With the participation of George J. Brooke, Magen Brosni, Fiorentino García Martinez, Annette Steudel and Eugene C. Ulrich
With Over 159 Full-Color Photographs, Maps & Illustrations
Recently, just as the Dead Sea Scrolls have finally come into publication after years of painstaking work, distinguished Qumran specialist Émile Puech, one of the manuscripts’ official editors, and Farah Mébarki, a science journalist, decided to take stock of over a half century’s worth of research. Working from the definitive Oxford edition of the manuscripts, Puech includes here many never-before-published findings.

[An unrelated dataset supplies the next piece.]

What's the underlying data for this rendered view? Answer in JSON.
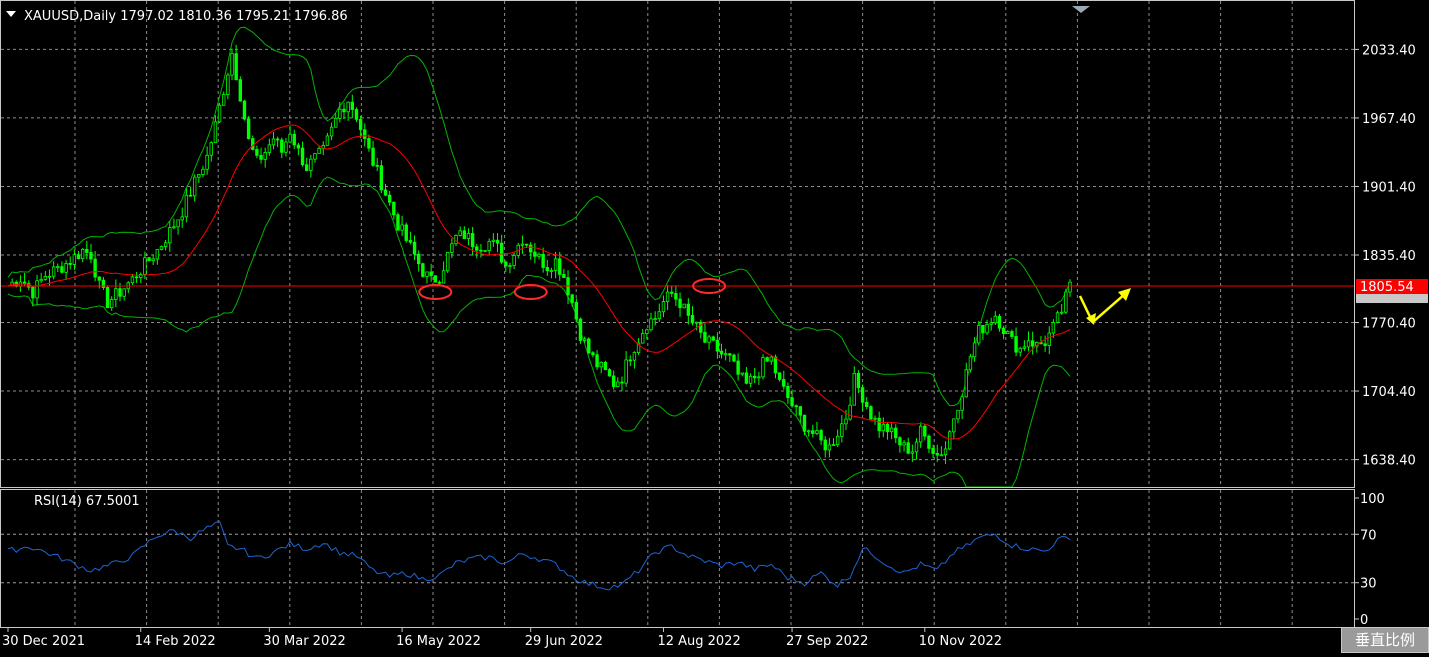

In a new, multidisciplinary and illustrated approach, The Dead Sea Scrolls helps us appreciate the importance and impact of these texts, examining the scrolls within the broadest contexts: historical, geopolitical, religious, linguistic, scientific, technological and archeological. Through these means, they help us understand much about the daily life of its authors, the Essenes, as well as what distinguished theirs from other branches of Judaism of the time. Their influence upon different contemporary religious movements leads the authors to ask important questions. Why, for example, were the Essenes the only important group of religious Jews to be left out of the evangelical texts? Is it possible that St. John the Baptist came into contact with them? Was Jesus aware of their teachings?
Includes a linguistic glossary, chronology, biblical table, as well as biographies of the principal players in Qumranian scholarship.